Wildlife

Fridley is home to a variety of wildlife including deer, turkeys, birds, coyotes and more. In Springbrook Nature Center, we estimate 200 bird species live in or pass through the Nature Center each year. Over 1500 species of mammals, reptiles, amphibians, fish, insects and other macro invertebrates, plus more than 350 species trees, shrubs wild flowers and other plants live there. 

Deer Management

In response to deer population surveys, an increase in deer-vehicle collisions and resident feedback, we have worked with the Minnesota Department of Natural Resources, the United States Department of Agriculture and Fridley Public Safety Department to organize a safe and effective strategy to manage the deer population in Fridley. Read the Deer Management Plan linked below to learn more about this process.

February 2024

During the months of February and March, a deer population management will be conducted. A small team of trained wildlife managers will work to remove 30 deer from the city in secure locations. Work will be conducted at night and with the use of sound-dampening technology to virtually eliminate any impact to residents. 

The City values its deer and all wildlife in Fridley. The goal is to limit, not eliminate, the deer population to the recommended level of 15-20 per square mile. 

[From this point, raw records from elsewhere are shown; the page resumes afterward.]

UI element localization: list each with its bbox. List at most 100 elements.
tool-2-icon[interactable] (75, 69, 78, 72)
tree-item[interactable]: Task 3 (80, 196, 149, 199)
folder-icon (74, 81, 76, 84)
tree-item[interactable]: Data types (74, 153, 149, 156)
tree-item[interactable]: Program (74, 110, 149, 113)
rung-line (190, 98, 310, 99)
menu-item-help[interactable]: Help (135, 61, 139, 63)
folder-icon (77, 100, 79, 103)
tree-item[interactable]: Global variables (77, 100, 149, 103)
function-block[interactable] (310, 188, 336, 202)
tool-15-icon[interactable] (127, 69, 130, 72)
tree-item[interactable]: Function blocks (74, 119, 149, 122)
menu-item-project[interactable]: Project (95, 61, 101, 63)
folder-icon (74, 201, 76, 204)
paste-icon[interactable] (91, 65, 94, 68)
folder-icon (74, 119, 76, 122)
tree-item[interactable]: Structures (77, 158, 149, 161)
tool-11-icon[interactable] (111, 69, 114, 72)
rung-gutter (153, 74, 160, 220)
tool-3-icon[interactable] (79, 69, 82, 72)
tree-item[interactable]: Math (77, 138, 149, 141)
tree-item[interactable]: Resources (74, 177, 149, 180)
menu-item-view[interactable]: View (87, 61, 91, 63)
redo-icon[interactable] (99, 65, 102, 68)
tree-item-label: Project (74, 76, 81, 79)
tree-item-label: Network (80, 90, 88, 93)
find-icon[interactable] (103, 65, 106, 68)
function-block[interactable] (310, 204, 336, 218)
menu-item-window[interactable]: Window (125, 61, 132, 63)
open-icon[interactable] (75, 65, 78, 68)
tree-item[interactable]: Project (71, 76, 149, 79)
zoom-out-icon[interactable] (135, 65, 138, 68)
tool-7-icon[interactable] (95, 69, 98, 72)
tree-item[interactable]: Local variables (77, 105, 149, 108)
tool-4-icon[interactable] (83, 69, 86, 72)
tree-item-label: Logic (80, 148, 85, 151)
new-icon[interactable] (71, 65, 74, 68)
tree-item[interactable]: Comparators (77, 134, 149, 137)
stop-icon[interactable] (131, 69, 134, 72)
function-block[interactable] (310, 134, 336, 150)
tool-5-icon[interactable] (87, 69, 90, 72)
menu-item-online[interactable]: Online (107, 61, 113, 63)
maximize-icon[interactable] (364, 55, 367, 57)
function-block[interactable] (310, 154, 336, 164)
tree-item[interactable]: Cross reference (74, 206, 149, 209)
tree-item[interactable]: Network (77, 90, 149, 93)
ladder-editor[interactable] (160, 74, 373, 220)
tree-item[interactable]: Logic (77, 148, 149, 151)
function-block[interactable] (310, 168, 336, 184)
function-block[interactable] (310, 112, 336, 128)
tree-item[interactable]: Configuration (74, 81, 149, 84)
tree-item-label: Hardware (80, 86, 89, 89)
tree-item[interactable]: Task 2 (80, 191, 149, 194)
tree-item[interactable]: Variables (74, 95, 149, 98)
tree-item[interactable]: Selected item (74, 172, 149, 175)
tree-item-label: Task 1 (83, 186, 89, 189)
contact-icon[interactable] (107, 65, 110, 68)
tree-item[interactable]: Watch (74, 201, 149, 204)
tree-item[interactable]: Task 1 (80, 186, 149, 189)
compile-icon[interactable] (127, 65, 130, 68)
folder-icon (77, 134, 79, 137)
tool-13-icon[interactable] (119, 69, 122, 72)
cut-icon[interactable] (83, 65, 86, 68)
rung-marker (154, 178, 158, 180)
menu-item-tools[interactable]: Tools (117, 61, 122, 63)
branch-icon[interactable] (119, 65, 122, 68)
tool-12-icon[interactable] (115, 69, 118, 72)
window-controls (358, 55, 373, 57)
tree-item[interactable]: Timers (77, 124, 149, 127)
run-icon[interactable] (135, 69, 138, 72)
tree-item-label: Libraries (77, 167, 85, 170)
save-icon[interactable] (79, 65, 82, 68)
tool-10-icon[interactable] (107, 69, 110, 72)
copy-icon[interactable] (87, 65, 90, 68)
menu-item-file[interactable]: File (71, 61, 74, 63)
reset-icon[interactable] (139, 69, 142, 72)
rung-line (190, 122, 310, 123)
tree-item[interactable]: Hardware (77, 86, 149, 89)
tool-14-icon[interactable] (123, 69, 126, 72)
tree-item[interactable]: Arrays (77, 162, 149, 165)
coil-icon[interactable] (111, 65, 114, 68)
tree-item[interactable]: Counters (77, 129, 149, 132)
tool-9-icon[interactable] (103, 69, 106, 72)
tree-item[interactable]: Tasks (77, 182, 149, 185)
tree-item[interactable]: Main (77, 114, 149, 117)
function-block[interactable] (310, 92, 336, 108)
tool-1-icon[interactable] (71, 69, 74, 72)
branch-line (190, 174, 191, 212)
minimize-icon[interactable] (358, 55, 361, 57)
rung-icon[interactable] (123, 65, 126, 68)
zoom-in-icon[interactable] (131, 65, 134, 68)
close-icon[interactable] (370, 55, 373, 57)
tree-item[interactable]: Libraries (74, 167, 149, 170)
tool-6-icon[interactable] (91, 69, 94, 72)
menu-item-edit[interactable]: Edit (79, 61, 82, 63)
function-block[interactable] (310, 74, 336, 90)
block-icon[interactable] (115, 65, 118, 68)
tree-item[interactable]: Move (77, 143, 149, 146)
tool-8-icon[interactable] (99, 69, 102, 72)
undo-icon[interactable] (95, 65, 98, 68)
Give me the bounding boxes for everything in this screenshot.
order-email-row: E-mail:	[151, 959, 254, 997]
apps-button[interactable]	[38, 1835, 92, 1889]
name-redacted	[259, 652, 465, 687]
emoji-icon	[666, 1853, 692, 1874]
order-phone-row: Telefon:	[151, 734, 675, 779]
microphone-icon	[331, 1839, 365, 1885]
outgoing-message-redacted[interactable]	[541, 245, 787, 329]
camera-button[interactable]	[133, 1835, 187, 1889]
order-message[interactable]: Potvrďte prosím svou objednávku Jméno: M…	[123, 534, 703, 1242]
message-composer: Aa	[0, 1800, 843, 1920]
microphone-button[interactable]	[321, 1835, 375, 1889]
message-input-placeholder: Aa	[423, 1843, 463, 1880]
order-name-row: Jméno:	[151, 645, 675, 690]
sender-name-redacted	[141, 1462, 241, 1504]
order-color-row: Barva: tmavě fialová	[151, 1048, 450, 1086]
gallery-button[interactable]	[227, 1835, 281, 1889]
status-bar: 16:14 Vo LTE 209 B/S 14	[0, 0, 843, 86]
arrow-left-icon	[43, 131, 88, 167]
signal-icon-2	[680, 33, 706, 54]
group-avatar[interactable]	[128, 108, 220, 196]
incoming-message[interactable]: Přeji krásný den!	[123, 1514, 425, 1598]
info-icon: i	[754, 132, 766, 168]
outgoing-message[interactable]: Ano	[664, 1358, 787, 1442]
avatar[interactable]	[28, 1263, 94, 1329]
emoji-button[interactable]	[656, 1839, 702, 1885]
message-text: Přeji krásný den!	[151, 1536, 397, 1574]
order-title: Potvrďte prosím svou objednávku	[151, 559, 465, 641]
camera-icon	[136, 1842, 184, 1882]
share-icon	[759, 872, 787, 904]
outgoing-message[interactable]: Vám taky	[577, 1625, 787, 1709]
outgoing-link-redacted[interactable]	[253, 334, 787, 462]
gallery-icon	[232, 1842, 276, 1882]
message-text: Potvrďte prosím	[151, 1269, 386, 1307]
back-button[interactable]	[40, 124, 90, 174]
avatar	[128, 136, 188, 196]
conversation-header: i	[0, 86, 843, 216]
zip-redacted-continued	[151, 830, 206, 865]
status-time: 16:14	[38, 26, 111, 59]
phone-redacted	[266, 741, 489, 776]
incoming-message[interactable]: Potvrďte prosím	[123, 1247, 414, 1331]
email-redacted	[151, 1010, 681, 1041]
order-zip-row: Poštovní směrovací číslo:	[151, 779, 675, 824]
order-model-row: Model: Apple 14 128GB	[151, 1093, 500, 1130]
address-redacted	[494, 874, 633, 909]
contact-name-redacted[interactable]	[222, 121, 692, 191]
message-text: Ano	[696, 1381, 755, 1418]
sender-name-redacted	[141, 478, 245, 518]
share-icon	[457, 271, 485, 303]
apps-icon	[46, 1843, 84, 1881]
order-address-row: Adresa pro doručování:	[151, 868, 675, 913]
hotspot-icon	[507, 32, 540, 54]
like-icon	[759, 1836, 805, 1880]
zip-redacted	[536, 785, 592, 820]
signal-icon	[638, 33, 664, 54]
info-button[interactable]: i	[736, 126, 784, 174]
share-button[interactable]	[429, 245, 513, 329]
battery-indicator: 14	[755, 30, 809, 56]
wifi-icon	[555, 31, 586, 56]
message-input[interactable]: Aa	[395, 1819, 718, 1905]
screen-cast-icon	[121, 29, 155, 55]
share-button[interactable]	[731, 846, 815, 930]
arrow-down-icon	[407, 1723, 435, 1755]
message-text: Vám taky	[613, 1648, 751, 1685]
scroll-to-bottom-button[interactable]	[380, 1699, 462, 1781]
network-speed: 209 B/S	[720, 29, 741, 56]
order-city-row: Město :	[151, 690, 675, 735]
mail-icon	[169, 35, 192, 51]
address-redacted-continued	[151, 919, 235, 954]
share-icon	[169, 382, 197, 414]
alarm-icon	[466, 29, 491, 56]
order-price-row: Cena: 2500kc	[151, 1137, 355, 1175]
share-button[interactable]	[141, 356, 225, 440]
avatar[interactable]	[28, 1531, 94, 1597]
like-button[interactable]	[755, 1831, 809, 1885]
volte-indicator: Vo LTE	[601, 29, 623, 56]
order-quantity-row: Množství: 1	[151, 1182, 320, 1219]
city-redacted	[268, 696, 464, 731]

Interested in learning more about deer management? Visit the Minnesota Department of Natural Resources (DNR) website. The DNR has information on deer populations, goal-setting, chronic wasting disease and open house discussions.

Don't Feed the Deer

It's not uncommon for wintering deer to eat themselves to death despite having reserves of fat. The deer pictured above died after overeating from the pile of corn shown in the photo's background. Supplemental feeding can result in enterotaxaemia, a fatal disease commonly called grain overload.

While providing piles of corn, hay or other feed can be a feel-good act, it often results in bad consequences: disease, auto accidents, habitat loss and animal behavior changes.